MICRONUCLEATION IN DEVELOPING SPATHIPHYLLUM WALLISII REGEL MICROSPORES FOR MICROPROTOPLAST PREPARATION

Abstract

Fusion of protoplasts and microprotoplasts is a known method for producing asymmetric somatic hybrids. One prerequisite for microprotoplast induction is use of an efficient tool to form micronuclei in somatic or gametic cells. We chose to use pollen mother cells as starting material. Preliminary results indicated that micronucleation is restricted to a particular flower stage. Dissected full anthers of genotype 6526 of Spathiphyllum wallisii were treated in a culture room with different concentrations of oryzalin, a spindle toxin, at concentrations of 10, 20, 50 and 100 µM in half-strength liquid MS media. Observations of pollen in various developmental stages were made at 24, 48, 72 and 96-hour intervals after treatment. The observations were made using a fluorescent microscope after staining the anthers with 4' 6-diamidino-2-phenylindole (DAPI). The micro-nucleation index (percentage of cells with additional micronuclei) was measured.
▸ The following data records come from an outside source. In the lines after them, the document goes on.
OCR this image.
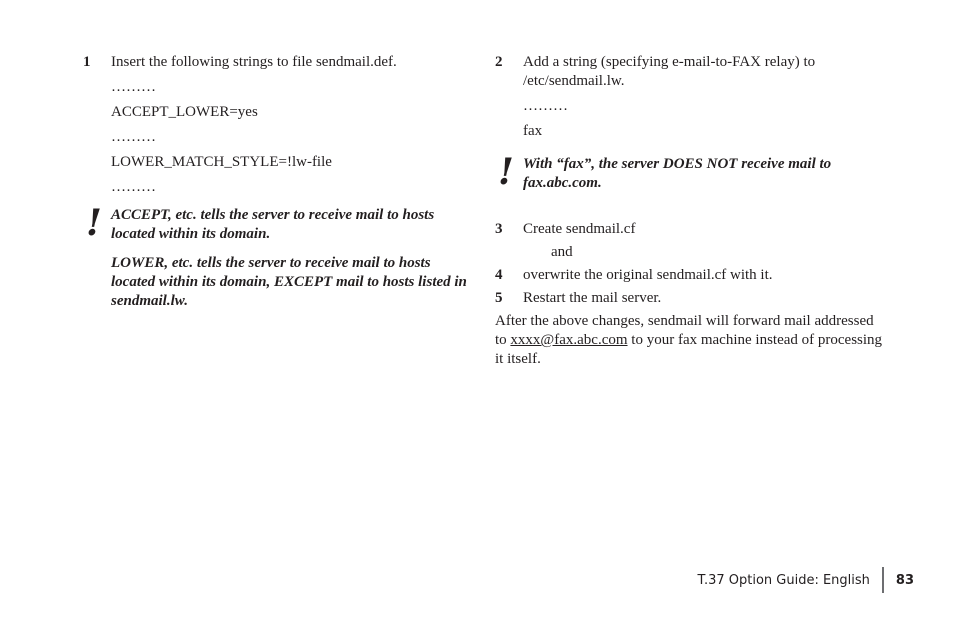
1 Insert the following strings to file sendmail.def.
………
ACCEPT_LOWER=yes
………
LOWER_MATCH_STYLE=!lw-file
………
! ACCEPT, etc. tells the server to receive mail to hosts located within its domain.

LOWER, etc. tells the server to receive mail to hosts located within its domain, EXCEPT mail to hosts listed in sendmail.lw.

2 Add a string (specifying e-mail-to-FAX relay) to /etc/sendmail.lw.
………
fax
! With “fax”, the server DOES NOT receive mail to fax.abc.com.

3 Create sendmail.cf
and
4 overwrite the original sendmail.cf with it.
5 Restart the mail server.
After the above changes, sendmail will forward mail addressed to xxxx@fax.abc.com to your fax machine instead of processing it itself.
T.37 Option Guide: English 83
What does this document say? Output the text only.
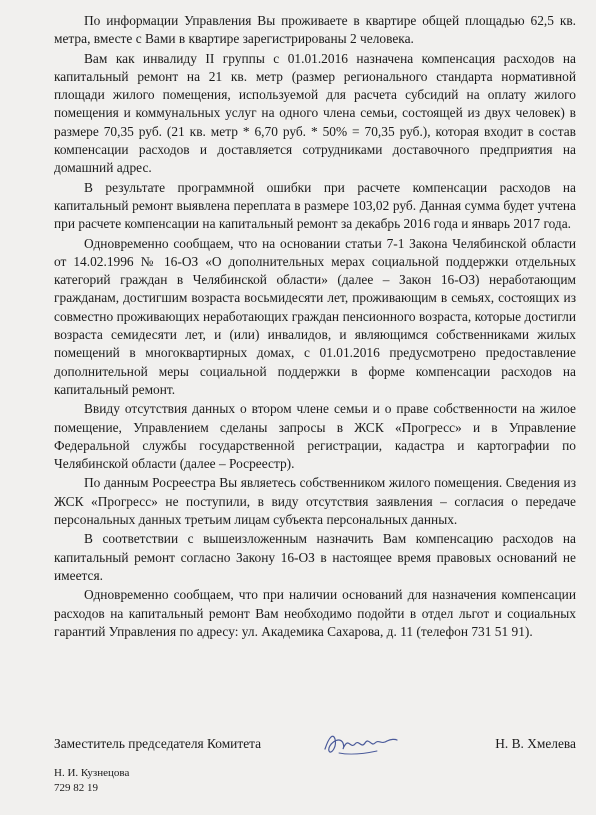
По информации Управления Вы проживаете в квартире общей площадью 62,5 кв. метра, вместе с Вами в квартире зарегистрированы 2 человека.

Вам как инвалиду II группы с 01.01.2016 назначена компенсация расходов на капитальный ремонт на 21 кв. метр (размер регионального стандарта нормативной площади жилого помещения, используемой для расчета субсидий на оплату жилого помещения и коммунальных услуг на одного члена семьи, состоящей из двух человек) в размере 70,35 руб. (21 кв. метр * 6,70 руб. * 50% = 70,35 руб.), которая входит в состав компенсации расходов и доставляется сотрудниками доставочного предприятия на домашний адрес.

В результате программной ошибки при расчете компенсации расходов на капитальный ремонт выявлена переплата в размере 103,02 руб. Данная сумма будет учтена при расчете компенсации на капитальный ремонт за декабрь 2016 года и январь 2017 года.

Одновременно сообщаем, что на основании статьи 7-1 Закона Челябинской области от 14.02.1996 № 16-ОЗ «О дополнительных мерах социальной поддержки отдельных категорий граждан в Челябинской области» (далее – Закон 16-ОЗ) неработающим гражданам, достигшим возраста восьмидесяти лет, проживающим в семьях, состоящих из совместно проживающих неработающих граждан пенсионного возраста, которые достигли возраста семидесяти лет, и (или) инвалидов, и являющимся собственниками жилых помещений в многоквартирных домах, с 01.01.2016 предусмотрено предоставление дополнительной меры социальной поддержки в форме компенсации расходов на капитальный ремонт.

Ввиду отсутствия данных о втором члене семьи и о праве собственности на жилое помещение, Управлением сделаны запросы в ЖСК «Прогресс» и в Управление Федеральной службы государственной регистрации, кадастра и картографии по Челябинской области (далее – Росреестр).

По данным Росреестра Вы являетесь собственником жилого помещения. Сведения из ЖСК «Прогресс» не поступили, в виду отсутствия заявления – согласия о передаче персональных данных третьим лицам субъекта персональных данных.

В соответствии с вышеизложенным назначить Вам компенсацию расходов на капитальный ремонт согласно Закону 16-ОЗ в настоящее время правовых оснований не имеется.

Одновременно сообщаем, что при наличии оснований для назначения компенсации расходов на капитальный ремонт Вам необходимо подойти в отдел льгот и социальных гарантий Управления по адресу: ул. Академика Сахарова, д. 11 (телефон 731 51 91).

Заместитель председателя Комитета	Н. В. Хмелева
Н. И. Кузнецова
729 82 19
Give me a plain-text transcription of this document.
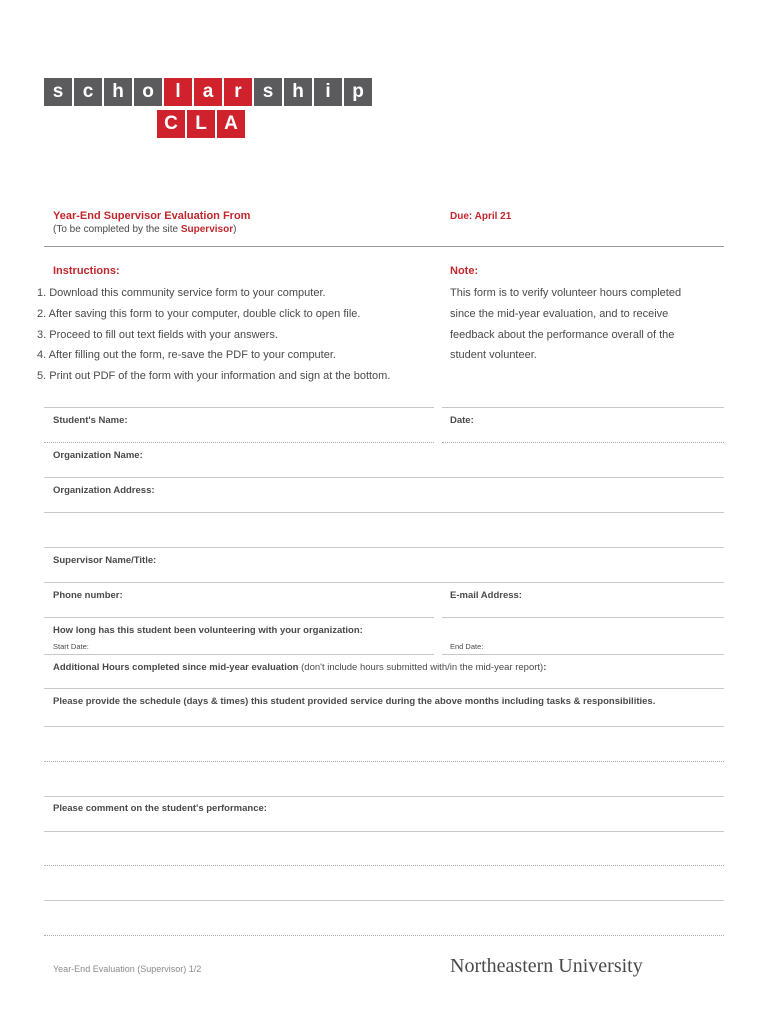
s	c h o	l	a	r	s h	i	p
C L A
Year-End Supervisor Evaluation From
(To be completed by the site Supervisor)
Due: April 21
Instructions:
1. Download this community service form to your computer.
2. After saving this form to your computer, double click to open file.
3. Proceed to fill out text fields with your answers.
4. After filling out the form, re-save the PDF to your computer.
5. Print out PDF of the form with your information and sign at the bottom.
Note:
This form is to verify volunteer hours completed
since the mid-year evaluation, and to receive
feedback about the performance overall of the
student volunteer.
Student's Name:	Date:
Organization Name:
Organization Address:
Supervisor Name/Title:
Phone number:	E-mail Address:
How long has this student been volunteering with your organization:
Start Date:	End Date:
Additional Hours completed since mid-year evaluation (don't include hours submitted with/in the mid-year report):
Please provide the schedule (days & times) this student provided service during the above months including tasks & responsibilities.
Please comment on the student's performance:
Year-End Evaluation (Supervisor) 1/2	Northeastern University
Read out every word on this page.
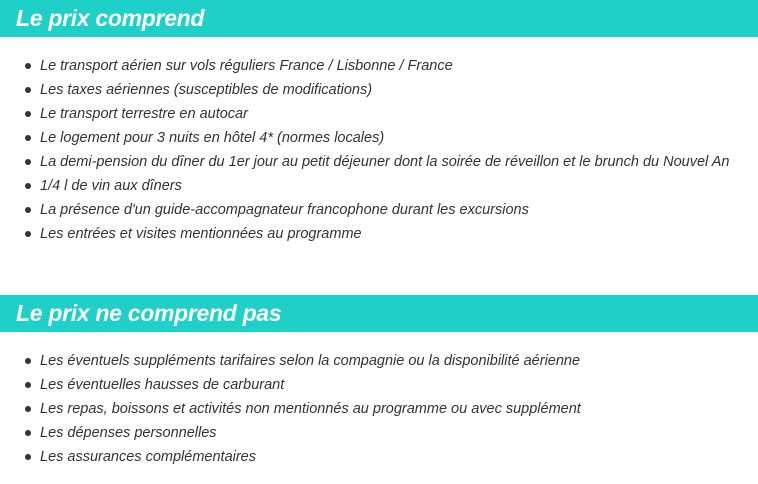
Le prix comprend
Le transport aérien sur vols réguliers France / Lisbonne / France
Les taxes aériennes (susceptibles de modifications)
Le transport terrestre en autocar
Le logement pour 3 nuits en hôtel 4* (normes locales)
La demi-pension du dîner du 1er jour au petit déjeuner dont la soirée de réveillon et le brunch du Nouvel An
1/4 l de vin aux dîners
La présence d'un guide-accompagnateur francophone durant les excursions
Les entrées et visites mentionnées au programme
Le prix ne comprend pas
Les éventuels suppléments tarifaires selon la compagnie ou la disponibilité aérienne
Les éventuelles hausses de carburant
Les repas, boissons et activités non mentionnés au programme ou avec supplément
Les dépenses personnelles
Les assurances complémentaires
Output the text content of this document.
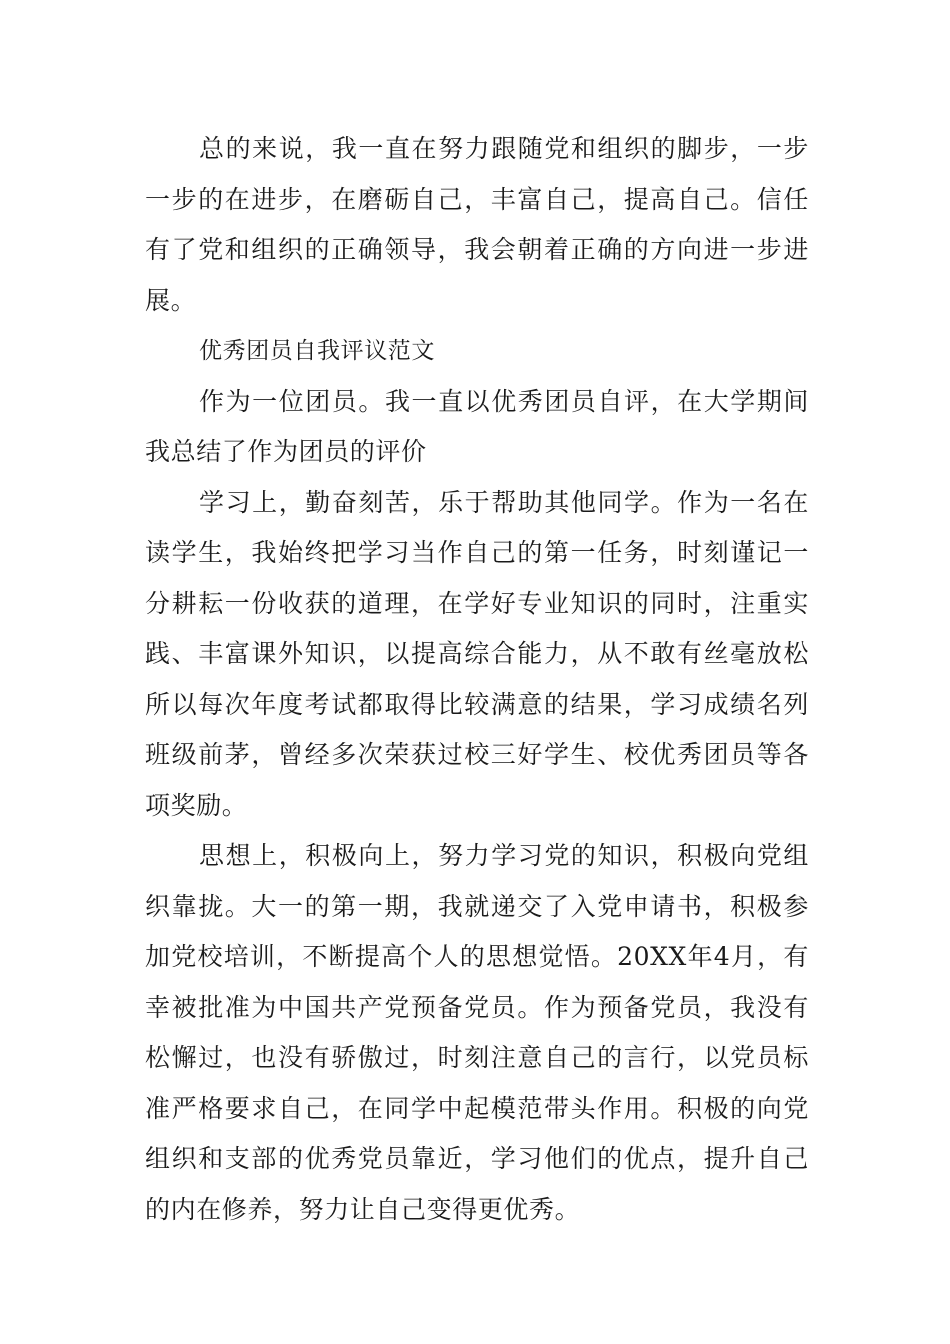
总的来说，我一直在努力跟随党和组织的脚步，一步一步的在进步，在磨砺自己，丰富自己，提高自己。信任有了党和组织的正确领导，我会朝着正确的方向进一步进展。

优秀团员自我评议范文

作为一位团员。我一直以优秀团员自评，在大学期间我总结了作为团员的评价

学习上，勤奋刻苦，乐于帮助其他同学。作为一名在读学生，我始终把学习当作自己的第一任务，时刻谨记一分耕耘一份收获的道理，在学好专业知识的同时，注重实践、丰富课外知识，以提高综合能力，从不敢有丝毫放松所以每次年度考试都取得比较满意的结果，学习成绩名列班级前茅，曾经多次荣获过校三好学生、校优秀团员等各项奖励。

思想上，积极向上，努力学习党的知识，积极向党组织靠拢。大一的第一期，我就递交了入党申请书，积极参加党校培训，不断提高个人的思想觉悟。20XX年4月，有幸被批准为中国共产党预备党员。作为预备党员，我没有松懈过，也没有骄傲过，时刻注意自己的言行，以党员标准严格要求自己，在同学中起模范带头作用。积极的向党组织和支部的优秀党员靠近，学习他们的优点，提升自己的内在修养，努力让自己变得更优秀。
The number of nuclei per cell varied between 1 and 9. This fragmentation was observed in pollen mother cells, dyads, and tetrads as well as in mature pollens. At a concentration of 100 µM oryzalin, formation of mature pollen was significantly inhibited. The highest micro-nucleation index (0.93) was observed after 72 h culture of anthers treated with 10 µM oryzalin. The lowest micro-nucleation index (0.13) was observed 24 h after treatment with 100 µM oryzalin. These results can lead to development of protocols for obtaining protoplasts containing 1 to a few chromosomes for microprotoplast mediated chromosome transfer (Doherty and Fisher, 2003). This research may form the basis for introgression of chromosomes between Araceae species.